Askins was born in Belfast, Tennessee, in 1939. She began her career as a teacher. After her two children entered school, Askins returned to college to complete her bachelor's degree in chemistry and earn her master's degree in chemistry. She joined NASA's Marshall Space Flight Center in 1975.

== Research career ==
Askins is a physical chemist who worked for NASA's Marshall Space Flight Center and is best known for her pioneering invention of a process in which "images on developed photographic emulsions can be significantly intensified by making the image silver radioactive and exposing a second emulsion to this radiation." The resulting print, known as an autoradiograph, reproduces the image with significant increases in density and contrast. Her groundbreaking method enhanced underexposed emulsions and increased the limits of photographic detection. In short, it made visible the invisible in photos that would otherwise have been useless. This was very useful for a number of applications, including the coaxing of data from underexposed space images—such as those peering deep into space as well as those highlighting the geology of other bodies in the Solar System.

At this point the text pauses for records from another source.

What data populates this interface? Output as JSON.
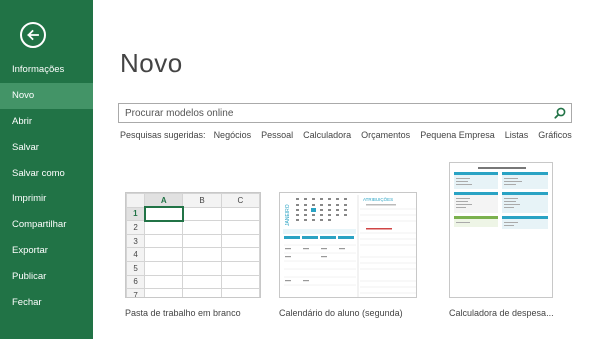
{
  "sidebar": {
    "back_label": "Voltar",
    "items": [
      {
        "label": "Informações",
        "active": false
      },
      {
        "label": "Novo",
        "active": true
      },
      {
        "label": "Abrir",
        "active": false
      },
      {
        "label": "Salvar",
        "active": false
      },
      {
        "label": "Salvar como",
        "active": false
      },
      {
        "label": "Imprimir",
        "active": false
      },
      {
        "label": "Compartilhar",
        "active": false
      },
      {
        "label": "Exportar",
        "active": false
      },
      {
        "label": "Publicar",
        "active": false
      },
      {
        "label": "Fechar",
        "active": false
      }
    ]
  },
  "main": {
    "title": "Novo",
    "search": {
      "placeholder": "Procurar modelos online",
      "value": ""
    },
    "suggested": {
      "label": "Pesquisas sugeridas:",
      "items": [
        "Negócios",
        "Pessoal",
        "Calculadora",
        "Orçamentos",
        "Pequena Empresa",
        "Listas",
        "Gráficos"
      ]
    },
    "templates": [
      {
        "label": "Pasta de trabalho em branco",
        "columns": [
          "A",
          "B",
          "C"
        ],
        "rows": [
          "1",
          "2",
          "3",
          "4",
          "5",
          "6",
          "7"
        ]
      },
      {
        "label": "Calendário do aluno (segunda)",
        "month": "JANEIRO",
        "heading": "ATRIBUIÇÕES"
      },
      {
        "label": "Calculadora de despesa..."
      }
    ]
  },
  "colors": {
    "sidebar": "#217346",
    "active": "#439467",
    "accent": "#217346"
  }
}
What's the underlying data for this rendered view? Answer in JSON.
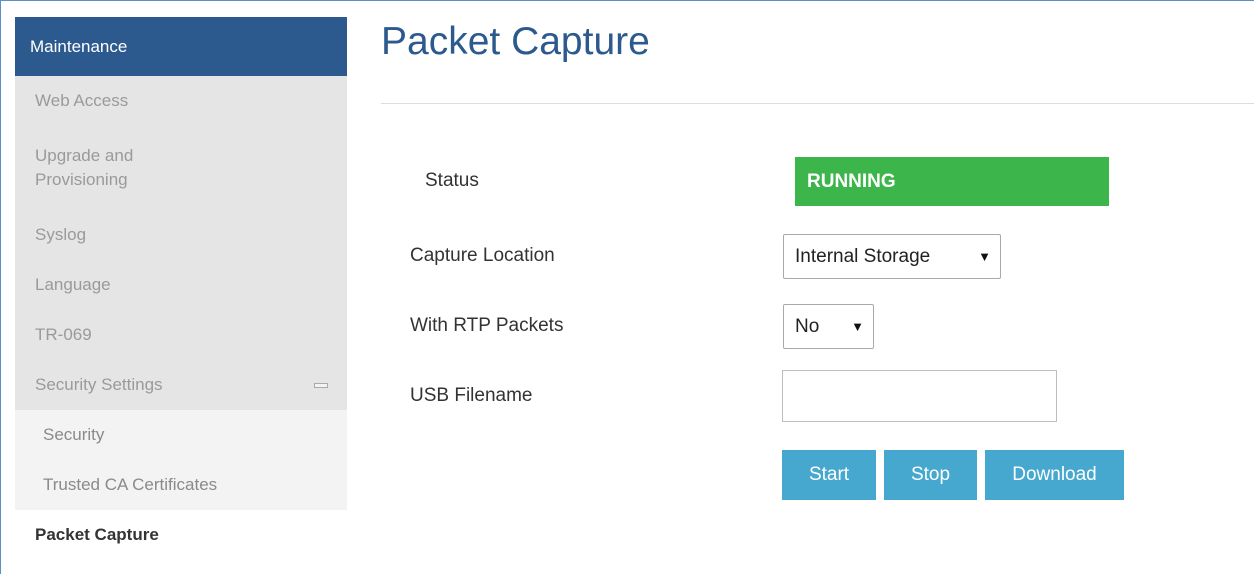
{
  "sidebar": {
    "header": "Maintenance",
    "items": [
      {
        "label": "Web Access"
      },
      {
        "label": "Upgrade and Provisioning"
      },
      {
        "label": "Syslog"
      },
      {
        "label": "Language"
      },
      {
        "label": "TR-069"
      },
      {
        "label": "Security Settings"
      }
    ],
    "subitems": [
      {
        "label": "Security"
      },
      {
        "label": "Trusted CA Certificates"
      }
    ],
    "active": "Packet Capture"
  },
  "main": {
    "title": "Packet Capture",
    "status": {
      "label": "Status",
      "value": "RUNNING",
      "color": "#3cb54a"
    },
    "capture_location": {
      "label": "Capture Location",
      "value": "Internal Storage"
    },
    "rtp_packets": {
      "label": "With RTP Packets",
      "value": "No"
    },
    "usb_filename": {
      "label": "USB Filename",
      "value": ""
    },
    "buttons": {
      "start": "Start",
      "stop": "Stop",
      "download": "Download"
    }
  },
  "colors": {
    "header_bg": "#2d5a8e",
    "button_bg": "#46a8cf",
    "status_bg": "#3cb54a",
    "sidebar_bg": "#e5e5e5"
  }
}
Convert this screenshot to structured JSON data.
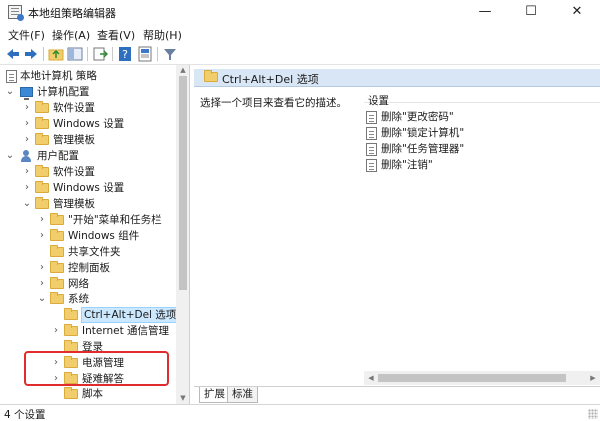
{
  "window": {
    "title": "本地组策略编辑器",
    "controls": {
      "minimize": "—",
      "maximize": "☐",
      "close": "✕"
    }
  },
  "menu": [
    "文件(F)",
    "操作(A)",
    "查看(V)",
    "帮助(H)"
  ],
  "toolbar": {
    "icons": [
      "back-arrow-icon",
      "forward-arrow-icon",
      "up-folder-icon",
      "show-hide-tree-icon",
      "export-list-icon",
      "help-icon",
      "properties-icon",
      "filter-icon"
    ]
  },
  "tree": {
    "root": "本地计算机 策略",
    "computer_config": "计算机配置",
    "cc_software": "软件设置",
    "cc_windows": "Windows 设置",
    "cc_admin": "管理模板",
    "user_config": "用户配置",
    "uc_software": "软件设置",
    "uc_windows": "Windows 设置",
    "uc_admin": "管理模板",
    "start_menu": "\"开始\"菜单和任务栏",
    "win_components": "Windows 组件",
    "shared_folders": "共享文件夹",
    "control_panel": "控制面板",
    "network": "网络",
    "system": "系统",
    "cad_options": "Ctrl+Alt+Del 选项",
    "internet_comm": "Internet 通信管理",
    "logon": "登录",
    "power_mgmt": "电源管理",
    "troubleshoot": "疑难解答",
    "scripts": "脚本"
  },
  "detail": {
    "header": "Ctrl+Alt+Del 选项",
    "description": "选择一个项目来查看它的描述。",
    "column_header": "设置",
    "items": [
      "删除\"更改密码\"",
      "删除\"锁定计算机\"",
      "删除\"任务管理器\"",
      "删除\"注销\""
    ]
  },
  "tabs": [
    "扩展",
    "标准"
  ],
  "status": "4 个设置",
  "colors": {
    "selection": "#cce8ff",
    "highlight_border": "#e02c2c",
    "header_bg": "#d9e6f5",
    "folder": "#f1ce6b"
  }
}
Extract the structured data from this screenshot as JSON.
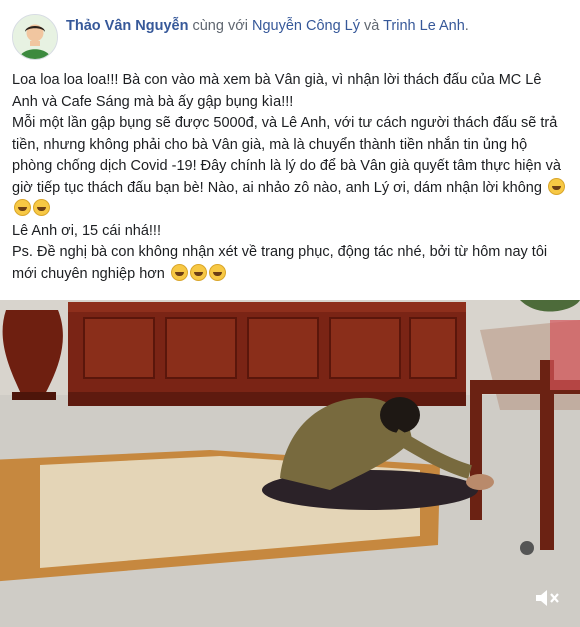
{
  "post": {
    "author": "Thảo Vân Nguyễn",
    "with_text": " cùng với ",
    "tagged_1": "Nguyễn Công Lý",
    "and_text": " và ",
    "tagged_2": "Trinh Le Anh",
    "period": ".",
    "paragraphs": [
      "Loa loa loa loa!!! Bà con vào mà xem bà Vân già, vì nhận lời thách đấu của MC Lê Anh và Cafe Sáng mà bà ấy gập bụng kìa!!!",
      "Mỗi một lần gập bụng sẽ được 5000đ, và Lê Anh, với tư cách người thách đấu sẽ trả tiền, nhưng không phải cho bà Vân già, mà là chuyển thành tiền nhắn tin ủng hộ phòng chống dịch Covid -19! Đây chính là lý do để bà Vân già quyết tâm thực hiện và giờ tiếp tục thách đấu bạn bè! Nào, ai nhảo zô nào, anh Lý ơi, dám nhận lời không",
      "Lê Anh ơi, 15 cái nhá!!!",
      "Ps. Đề nghị bà con không nhận xét về trang phục, động tác nhé, bởi từ hôm nay tôi mới chuyên nghiệp hơn"
    ]
  },
  "icons": {
    "emoji": "grinning-face-icon",
    "mute": "speaker-muted-icon"
  },
  "colors": {
    "link": "#365899",
    "text": "#1c1e21",
    "meta": "#606770",
    "emoji": "#f7c844"
  }
}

Askins' invention also led to significant advances in the field of medical technology. In particular, Askins' method prompted improvements in the development of X-ray images. Medical images that were 96 percent underexposed suddenly become readable; this meant that doctors could dramatically decrease the amount of X-ray radiation they gave to patients when running routine or emergency tests. Askins' process was also later used in the restoration of old photographs. Askins patented her invention in 1978 (U.S. patent No. 4,101,780), and NASA employed it extensively for its research and development work.

==Awards and professional memberships==
In 1978, the Association for Advancement of Inventions and Innovations named Askins the National Inventor of the Year. She was the first individual woman to earn this honor.

Askins is a member of the American Chemical Society, the Sigma Xi honorary research Society, the American Association for the Advancement of Science, and the World Future Society.